You should be able to use random variables with scan. What did you try?

Thank you for the quick reply!
That makes a lot of sense. The scan implementation I used was with an older version of the model (just one dimensional) and I used the scan(fn: lambda (myfunction), sequences= i ).
But then I got the error, that one of my variable was a random variable and scan couldn’t handle that.
Now I don’t understand the syntax of scan good enough to implement the above code snipped in a useful way. For example, how do I tell scan to only loop over one dimension of a PyTensor tensor?

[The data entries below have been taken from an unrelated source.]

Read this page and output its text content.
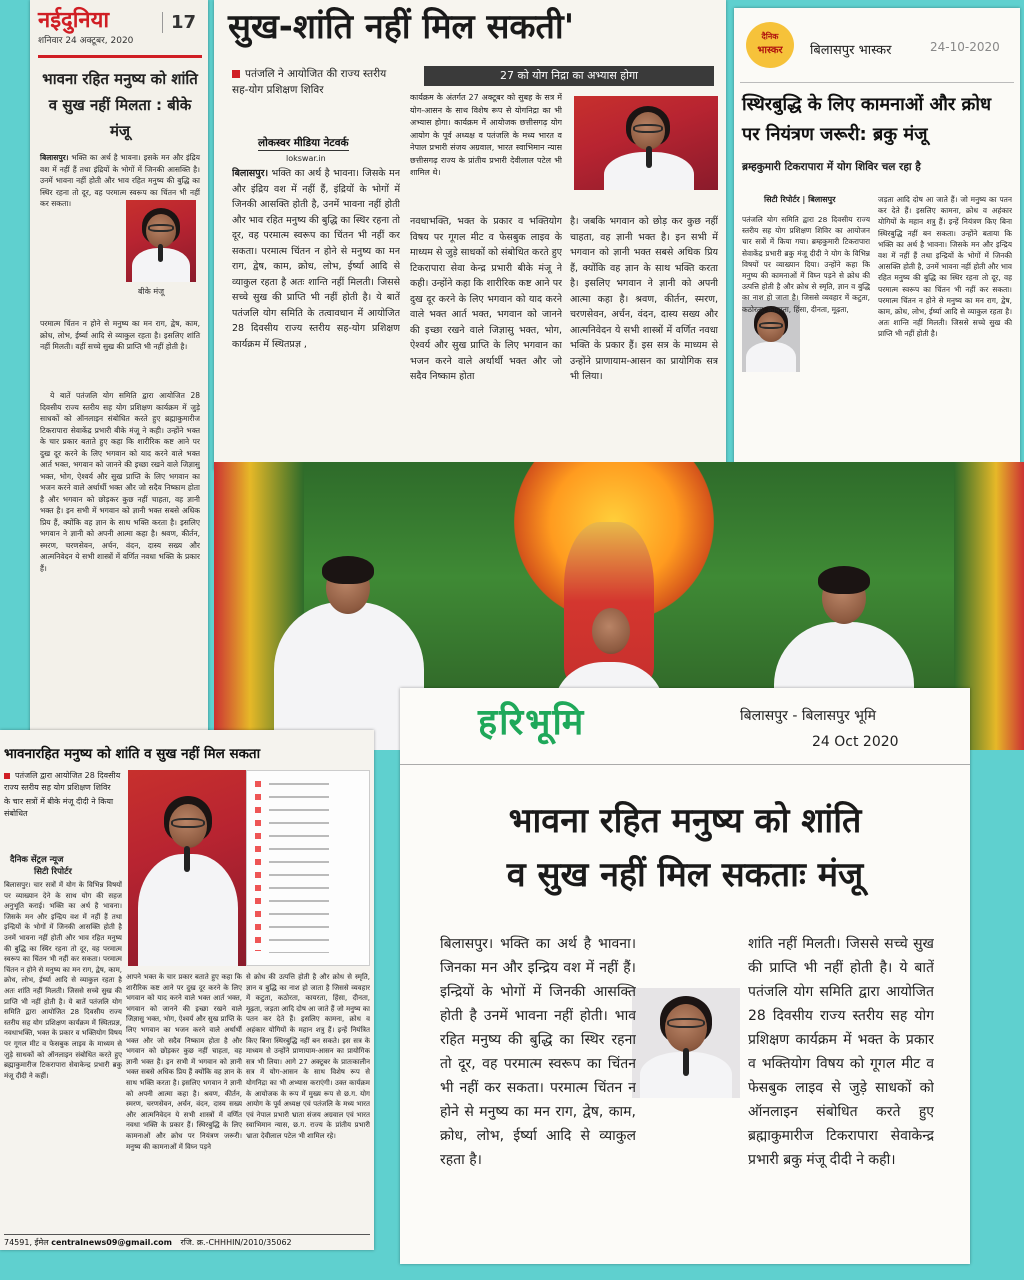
नईदुनिया
शनिवार 24 अक्टूबर, 2020
17
भावना रहित मनुष्य को शांति व सुख नहीं मिलता : बीके मंजू
बिलासपुर। भक्ति का अर्थ है भावना। इसके मन और इंद्रिय वश में नहीं हैं तथा इंद्रियों के भोगों में जिनकी आसक्ति है। उनमें भावना नहीं होती और भाव रहित मनुष्य की बुद्धि का स्थिर रहना तो दूर, वह परमात्म स्वरूप का चिंतन भी नहीं कर सकता।
बीके मंजू
परमात्म चिंतन न होने से मनुष्य का मन राग, द्वेष, काम, क्रोध, लोभ, ईर्ष्या आदि से व्याकुल रहता है। इसलिए शांति नहीं मिलती। वहीं सच्चे सुख की प्राप्ति भी नहीं होती है।
ये बातें पतंजलि योग समिति द्वारा आयोजित 28 दिवसीय राज्य स्तरीय सह योग प्रशिक्षण कार्यक्रम में जुड़े साधकों को ऑनलाइन संबोधित करते हुए ब्रह्माकुमारीज टिकरापारा सेवाकेंद्र प्रभारी बीके मंजू ने कही। उन्होंने भक्त के चार प्रकार बताते हुए कहा कि शारीरिक कष्ट आने पर दुख दूर करने के लिए भगवान को याद करने वाले भक्त आर्त भक्त, भगवान को जानने की इच्छा रखने वाले जिज्ञासु भक्त, भोग, ऐश्वर्य और सुख प्राप्ति के लिए भगवान का भजन करने वाले अर्थार्थी भक्त और जो सदैव निष्काम होता है और भगवान को छोड़कर कुछ नहीं चाहता, वह ज्ञानी भक्त है। इन सभी में भगवान को ज्ञानी भक्त सबसे अधिक प्रिय हैं, क्योंकि वह ज्ञान के साथ भक्ति करता है। इसलिए भगवान ने ज्ञानी को अपनी आत्मा कहा है। श्रवण, कीर्तन, स्मरण, चरणसेवन, अर्चन, वंदन, दास्य सख्य और आत्मनिवेदन ये सभी शास्त्रों में वर्णित नवधा भक्ति के प्रकार हैं।
सुख-शांति नहीं मिल सकती'
पतंजलि ने आयोजित की राज्य स्तरीय सह-योग प्रशिक्षण शिविर
लोकस्वर मीडिया नेटवर्क
lokswar.in
बिलासपुर। भक्ति का अर्थ है भावना। जिसके मन और इंद्रिय वश में नहीं हैं, इंद्रियों के भोगों में जिनकी आसक्ति होती है, उनमें भावना नहीं होती और भाव रहित मनुष्य की बुद्धि का स्थिर रहना तो दूर, वह परमात्म स्वरूप का चिंतन भी नहीं कर सकता। परमात्म चिंतन न होने से मनुष्य का मन राग, द्वेष, काम, क्रोध, लोभ, ईर्ष्या आदि से व्याकुल रहता है अतः शान्ति नहीं मिलती। जिससे सच्चे सुख की प्राप्ति भी नहीं होती है। ये बातें पतंजलि योग समिति के तत्वावधान में आयोजित 28 दिवसीय राज्य स्तरीय सह-योग प्रशिक्षण कार्यक्रम में स्थितप्रज्ञ ,
27 को योग निद्रा का अभ्यास होगा
कार्यक्रम के अंतर्गत 27 अक्टूबर को सुबह के सत्र में योग-आसन के साथ विशेष रूप से योगनिद्रा का भी अभ्यास होगा। कार्यक्रम में आयोजक छत्तीसगढ़ योग आयोग के पूर्व अध्यक्ष व पतंजलि के मध्य भारत व नेपाल प्रभारी संजय अग्रवाल, भारत स्वाभिमान न्यास छत्तीसगढ़ राज्य के प्रांतीय प्रभारी देवीलाल पटेल भी शामिल थे।
नवधाभक्ति, भक्त के प्रकार व भक्तियोग विषय पर गूगल मीट व फेसबुक लाइव के माध्यम से जुड़े साधकों को संबोधित करते हुए टिकरापारा सेवा केन्द्र प्रभारी बीके मंजू ने कही। उन्होंने कहा कि शारीरिक कष्ट आने पर दुख दूर करने के लिए भगवान को याद करने वाले भक्त आर्त भक्त, भगवान को जानने की इच्छा रखने वाले जिज्ञासु भक्त, भोग, ऐश्वर्य और सुख प्राप्ति के लिए भगवान का भजन करने वाले अर्थार्थी भक्त और जो सदैव निष्काम होता
है। जबकि भगवान को छोड़ कर कुछ नहीं चाहता, वह ज्ञानी भक्त है। इन सभी में भगवान को ज्ञानी भक्त सबसे अधिक प्रिय हैं, क्योंकि वह ज्ञान के साथ भक्ति करता है। इसलिए भगवान ने ज्ञानी को अपनी आत्मा कहा है। श्रवण, कीर्तन, स्मरण, चरणसेवन, अर्चन, वंदन, दास्य सख्य और आत्मनिवेदन ये सभी शास्त्रों में वर्णित नवधा भक्ति के प्रकार हैं। इस सत्र के माध्यम से उन्होंने प्राणायाम-आसन का प्रायोगिक सत्र भी लिया।
दैनिक
भास्कर	बिलासपुर भास्कर	24-10-2020
स्थिरबुद्धि के लिए कामनाओं और क्रोध पर नियंत्रण जरूरी: ब्रकु मंजू
ब्रम्हकुमारी टिकरापारा में योग शिविर चल रहा है
सिटी रिपोर्टर | बिलासपुर
पतंजलि योग समिति द्वारा 28 दिवसीय राज्य स्तरीय सह योग प्रशिक्षण शिविर का आयोजन चार सत्रों में किया गया। ब्रम्हकुमारी टिकरापारा सेवाकेंद्र प्रभारी ब्रकु मंजू दीदी ने योग के विभिन्न विषयों पर व्याख्यान दिया। उन्होंने कहा कि मनुष्य की कामनाओं में विघ्न पड़ने से क्रोध की उत्पत्ति होती है और क्रोध से स्मृति, ज्ञान व बुद्धि का नाश हो जाता है। जिससे व्यवहार में कटुता, कठोरता, कायरता, हिंसा, दीनता, मूढ़ता,
जड़ता आदि दोष आ जाते हैं। जो मनुष्य का पतन कर देते हैं। इसलिए कामना, क्रोध व अहंकार योगियों के महान शत्रु हैं। इन्हें नियंत्रण किए बिना स्थिरबुद्धि नहीं बन सकता। उन्होंने बताया कि भक्ति का अर्थ है भावना। जिसके मन और इन्द्रिय वश में नहीं हैं तथा इन्द्रियों के भोगों में जिनकी आसक्ति होती है, उनमें भावना नहीं होती और भाव रहित मनुष्य की बुद्धि का स्थिर रहना तो दूर, वह परमात्म स्वरूप का चिंतन भी नहीं कर सकता। परमात्म चिंतन न होने से मनुष्य का मन राग, द्वेष, काम, क्रोध, लोभ, ईर्ष्या आदि से व्याकुल रहता है। अतः शान्ति नहीं मिलती। जिससे सच्चे सुख की प्राप्ति भी नहीं होती है।
भावनारहित मनुष्य को शांति व सुख नहीं मिल सकता
पतंजलि द्वारा आयोजित 28 दिवसीय राज्य स्तरीय सह योग प्रशिक्षण शिविर
के चार सत्रों में बीके मंजू दीदी ने किया संबोधित
दैनिक सेंट्रल न्यूज
सिटी रिपोर्टर
बिलासपुर। चार सत्रों में योग के विभिन्न विषयों पर व्याख्यान देने के साथ योग की सहज अनुभूति कराई। भक्ति का अर्थ है भावना। जिसके मन और इन्द्रिय वश में नहीं हैं तथा इन्द्रियों के भोगों में जिनकी आसक्ति होती है उनमें भावना नहीं होती और भाव रहित मनुष्य की बुद्धि का स्थिर रहना तो दूर, वह परमात्म स्वरूप का चिंतन भी नहीं कर सकता। परमात्म चिंतन न होने से मनुष्य का मन राग, द्वेष, काम, क्रोध, लोभ, ईर्ष्या आदि से व्याकुल रहता है अतः शांति नहीं मिलती। जिससे सच्चे सुख की प्राप्ति भी नहीं होती है। ये बातें पतंजलि योग समिति द्वारा आयोजित 28 दिवसीय राज्य स्तरीय सह योग प्रशिक्षण कार्यक्रम में स्थितप्रज्ञ, नवधाभक्ति, भक्त के प्रकार व भक्तियोग विषय पर गूगल मीट व फेसबुक लाइव के माध्यम से जुड़े साधकों को ऑनलाइन संबोधित करते हुए ब्रह्माकुमारीज टिकरापारा सेवाकेन्द्र प्रभारी ब्रकु मंजू दीदी ने कहीं।
आपने भक्त के चार प्रकार बताते हुए कहा कि शारीरिक कष्ट आने पर दुख दूर करने के लिए भगवान को याद करने वाले भक्त आर्त भक्त, भगवान को जानने की इच्छा रखने वाले जिज्ञासु भक्त, भोग, ऐश्वर्य और सुख प्राप्ति के लिए भगवान का भजन करने वाले अर्थार्थी भक्त और जो सदैव निष्काम होता है और भगवान को छोड़कर कुछ नहीं चाहता, वह ज्ञानी भक्त है। इन सभी में भगवान को ज्ञानी भक्त सबसे अधिक प्रिय हैं क्योंकि वह ज्ञान के साथ भक्ति करता है। इसलिए भगवान ने ज्ञानी को अपनी आत्मा कहा है। श्रवण, कीर्तन, स्मरण, चरणसेवन, अर्चन, वंदन, दास्य सख्य और आत्मनिवेदन ये सभी शास्त्रों में वर्णित नवधा भक्ति के प्रकार हैं। स्थिरबुद्धि के लिए कामनाओं और क्रोध पर नियंत्रण जरूरी। मनुष्य की कामनाओं में विघ्न पड़ने
से क्रोध की उत्पत्ति होती है और क्रोध से स्मृति, ज्ञान व बुद्धि का नाश हो जाता है जिससे व्यवहार में कटुता, कठोरता, कायरता, हिंसा, दीनता, मूढ़ता, जड़ता आदि दोष आ जाते हैं जो मनुष्य का पतन कर देते हैं। इसलिए कामना, क्रोध व अहंकार योगियों के महान शत्रु हैं। इन्हें नियंत्रित किए बिना स्थिरबुद्धि नहीं बन सकते। इस सत्र के माध्यम से उन्होंने प्राणायाम-आसन का प्रायोगिक सत्र भी लिया। आगे 27 अक्टूबर के प्रातःकालीन सत्र में योग-आसन के साथ विशेष रूप से योगनिद्रा का भी अभ्यास कराएंगी। उक्त कार्यक्रम के आयोजक के रूप में मुख्य रूप से छ.ग. योग आयोग के पूर्व अध्यक्ष एवं पतंजलि के मध्य भारत एवं नेपाल प्रभारी भ्राता संजय अग्रवाल एवं भारत स्वाभिमान न्यास, छ.ग. राज्य के प्रांतीय प्रभारी भ्राता देवीलाल पटेल भी शामिल रहे।
74591, ईमेल centralnews09@gmail.com रजि. क्र.-CHHHIN/2010/35062
हरिभूमि	बिलासपुर - बिलासपुर भूमि
24 Oct 2020
भावना रहित मनुष्य को शांति
व सुख नहीं मिल सकताः मंजू
बिलासपुर। भक्ति का अर्थ है भावना। जिनका मन और इन्द्रिय वश में नहीं हैं। इन्द्रियों के भोगों में जिनकी आसक्ति होती है उनमें भावना नहीं होती। भाव रहित मनुष्य की बुद्धि का स्थिर रहना तो दूर, वह परमात्म स्वरूप का चिंतन भी नहीं कर सकता। परमात्म चिंतन न होने से मनुष्य का मन राग, द्वेष, काम, क्रोध, लोभ, ईर्ष्या आदि से व्याकुल रहता है।
शांति नहीं मिलती। जिससे सच्चे सुख की प्राप्ति भी नहीं होती है। ये बातें पतंजलि योग समिति द्वारा आयोजित 28 दिवसीय राज्य स्तरीय सह योग प्रशिक्षण कार्यक्रम में भक्त के प्रकार व भक्तियोग विषय को गूगल मीट व फेसबुक लाइव से जुड़े साधकों को ऑनलाइन संबोधित करते हुए ब्रह्माकुमारीज टिकरापारा सेवाकेन्द्र प्रभारी ब्रकु मंजू दीदी ने कही।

Scan always loops over the first dimension of stuff passed to the sequences argument, so you could permute the axes to put the “batch” dimension first. Another strategy would be to give a pt.arange as the sequence argument and the tensors as non_sequences, then index the tensors in the inner function. Here’s an example of the 2nd strategy, here’s an example of the 1st.

Okay thank you!
I’ll have a look at both versions…

@jessegrabowski:
The issue I seem to have with both version is that A_new[i+1] is informed by the previous step A_new[i]. In my example above I used at.set_subtensor(), but how does that work together with scan?

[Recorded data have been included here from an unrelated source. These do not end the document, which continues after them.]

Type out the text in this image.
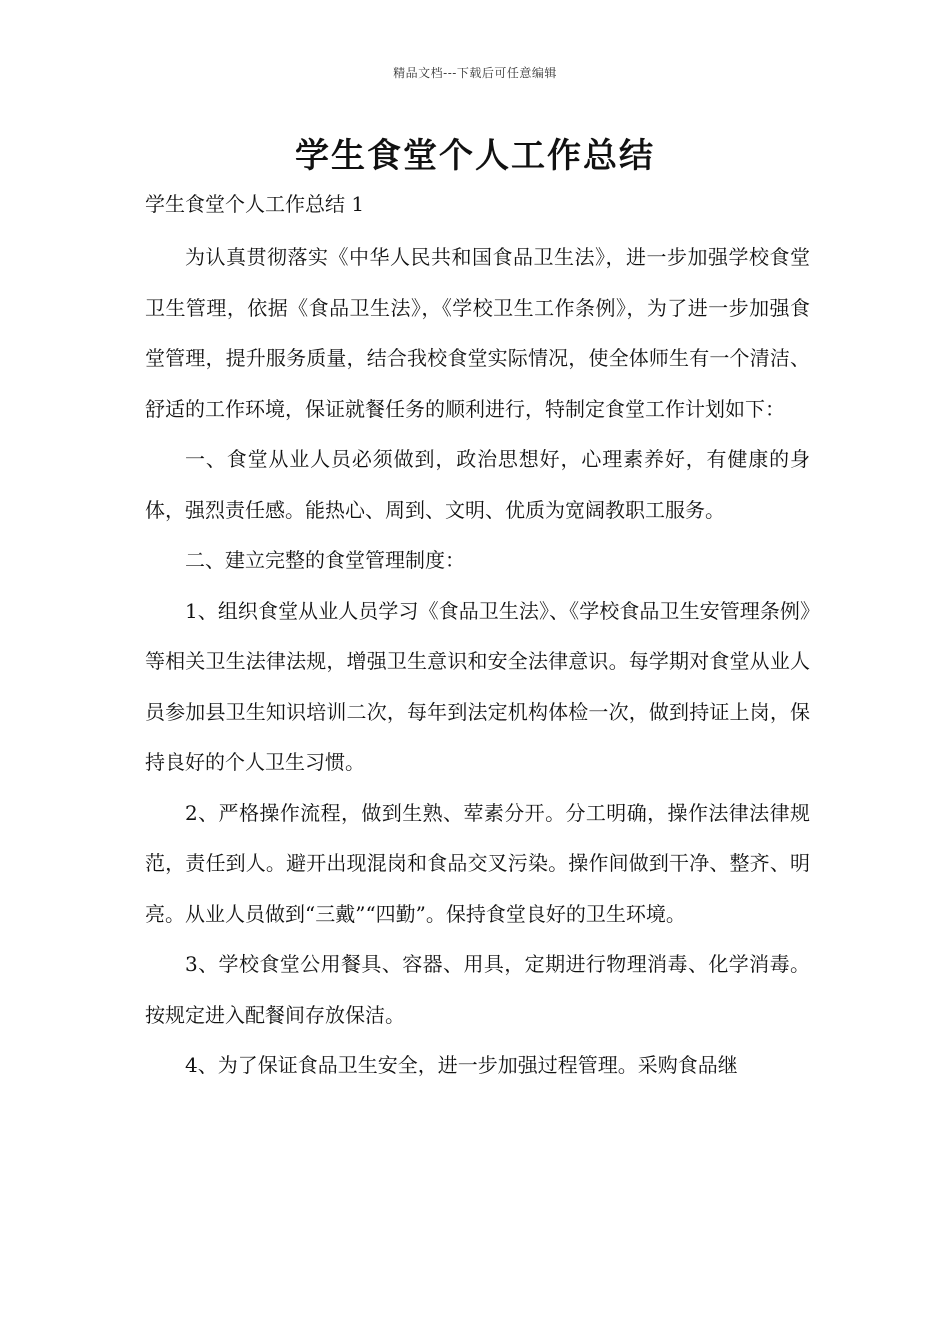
精品文档---下载后可任意编辑
学生食堂个人工作总结
学生食堂个人工作总结 1

为认真贯彻落实《中华人民共和国食品卫生法》，进一步加强学校食堂卫生管理，依据《食品卫生法》，《学校卫生工作条例》，为了进一步加强食堂管理，提升服务质量，结合我校食堂实际情况，使全体师生有一个清洁、舒适的工作环境，保证就餐任务的顺利进行，特制定食堂工作计划如下：

一、食堂从业人员必须做到，政治思想好，心理素养好，有健康的身体，强烈责任感。能热心、周到、文明、优质为宽阔教职工服务。

二、建立完整的食堂管理制度：

1、组织食堂从业人员学习《食品卫生法》、《学校食品卫生安管理条例》等相关卫生法律法规，增强卫生意识和安全法律意识。每学期对食堂从业人员参加县卫生知识培训二次，每年到法定机构体检一次，做到持证上岗，保持良好的个人卫生习惯。

2、严格操作流程，做到生熟、荤素分开。分工明确，操作法律法律规范，责任到人。避开出现混岗和食品交叉污染。操作间做到干净、整齐、明亮。从业人员做到“三戴”“四勤”。保持食堂良好的卫生环境。

3、学校食堂公用餐具、容器、用具，定期进行物理消毒、化学消毒。按规定进入配餐间存放保洁。

4、为了保证食品卫生安全，进一步加强过程管理。采购食品继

You can use set_subtensor inside the scan function, that’s no problem at all. To recursively pass a variable into scan, use the outputs_info argument. Maybe it will look something like this (untested code):

def step(i, A, A_diff , b, c):
    b_func = b*A [:,:,i]*(A [:,:,i]+2*c)
    A = at.set_subtensor(A[:,:,i+1],  A[:,:,i] - (A_diff [:,:,i] + b_func)
    return A

A_new = at.zeros(shape=(at.shape(A_array).eval()))
A_new = at.set_subtensor(A_new [:,:,0], A_array[:,:,0])

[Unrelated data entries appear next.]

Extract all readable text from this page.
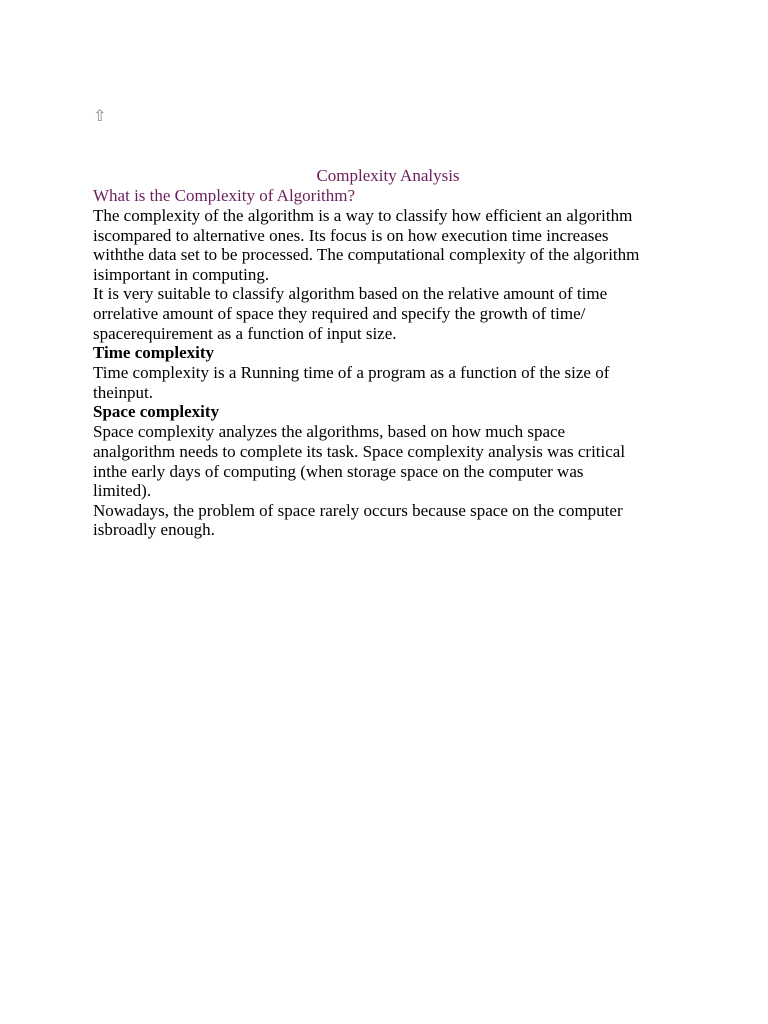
⇧
Complexity Analysis
What is the Complexity of Algorithm?
The complexity of the algorithm is a way to classify how efficient an algorithm
iscompared to alternative ones. Its focus is on how execution time increases
withthe data set to be processed. The computational complexity of the algorithm
isimportant in computing.
It is very suitable to classify algorithm based on the relative amount of time
orrelative amount of space they required and specify the growth of time/
spacerequirement as a function of input size.
Time complexity
Time complexity is a Running time of a program as a function of the size of
theinput.
Space complexity
Space complexity analyzes the algorithms, based on how much space
analgorithm needs to complete its task. Space complexity analysis was critical
inthe early days of computing (when storage space on the computer was
limited).
Nowadays, the problem of space rarely occurs because space on the computer
isbroadly enough.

result, updates = pytensor.scan(step, 
                                sequences=at.arange(time.shape[0] - 1),
                                outputs_info = A_new,
                                non_sequences=[A_diff, b, c])

EDIT: I called the argument outputs_info just outputs originally. Oops.

I tried your suggestion, but the result has 4 dimensions (an additional one for i).
Based on your previous suggestions and this example I used the following:

def step(A_diff, A, b, c):
    b_func = k1*A*(A+2*c)
    return A- (A_diff + b_func)

A_sim = A_array[:,:,0]

result, updates = pytensor.scan(fn=step,
                                        outputs_info=A_sim.T,
                                        sequences=A_diff.T,
                                        non_sequences=[b, c])

However, I noticed that result is then missing the first element of A_sim, so I have to create the final array via:

A_new = at.zeros(shape=(at.shape(A_array).eval()))
A_new = at.set_subtensor(A_new [:,:,0], A_array[:,:,0])
A_new = at.set_subtensor(A_new [:,:,1:], result.T)

Maybe there is a smarter way for this last step, but it runs as supposed now and is much faster! It now takes about 0.2 seconds for a simulation.
Thank you very much for your help @jessegrabowski.

Nice, I’m glad you got it figured out.

You need to add the initial state yourself, as you discovered. You could just pt.concatenate the result with A_sim[:, :, 0] though; no need to create a new array and fill it. Also you don’t need to evaluate at.shape(A_array), it’s fine to give symbolic tensors as shapes.

So can I just do:

A_new = pt.concatenate([A_sim, result],axis=2)

Or is the syntax different?

Something like that should work. By default I think it would be on the first axis (axis=0) though, because scan goes over the first axis. You’d have to check the shapes.

Yes that works, but I need to use:

A_sim = A_sim.dimshuffle('x',1, 0)
A_new = pt.concatenate([A_sim, result], axis=0)

because A_sim is a subtensor of A_array and has less dimensions.

Hi @jessegrabowski:
one additional question came up after using this for a while now:
Is there a way to have two matrices in outputs_info?
What is the syntax for that, since there pytensor.scan only outputs result, updates ?

You can have your inner function return a tuple for results. For example:

A = pt.dmatrix('A')
B = pt.dmatrix('B')
C = pt.dmatrix('C')

def step(A, B, C):
    return A @ C, B @ C

results, updates = pytensor.scan(step, outputs_info=[A, B], non_sequences=[C], n_steps=10)

results will be a list of 2 (10, None, None) symbolic tensors.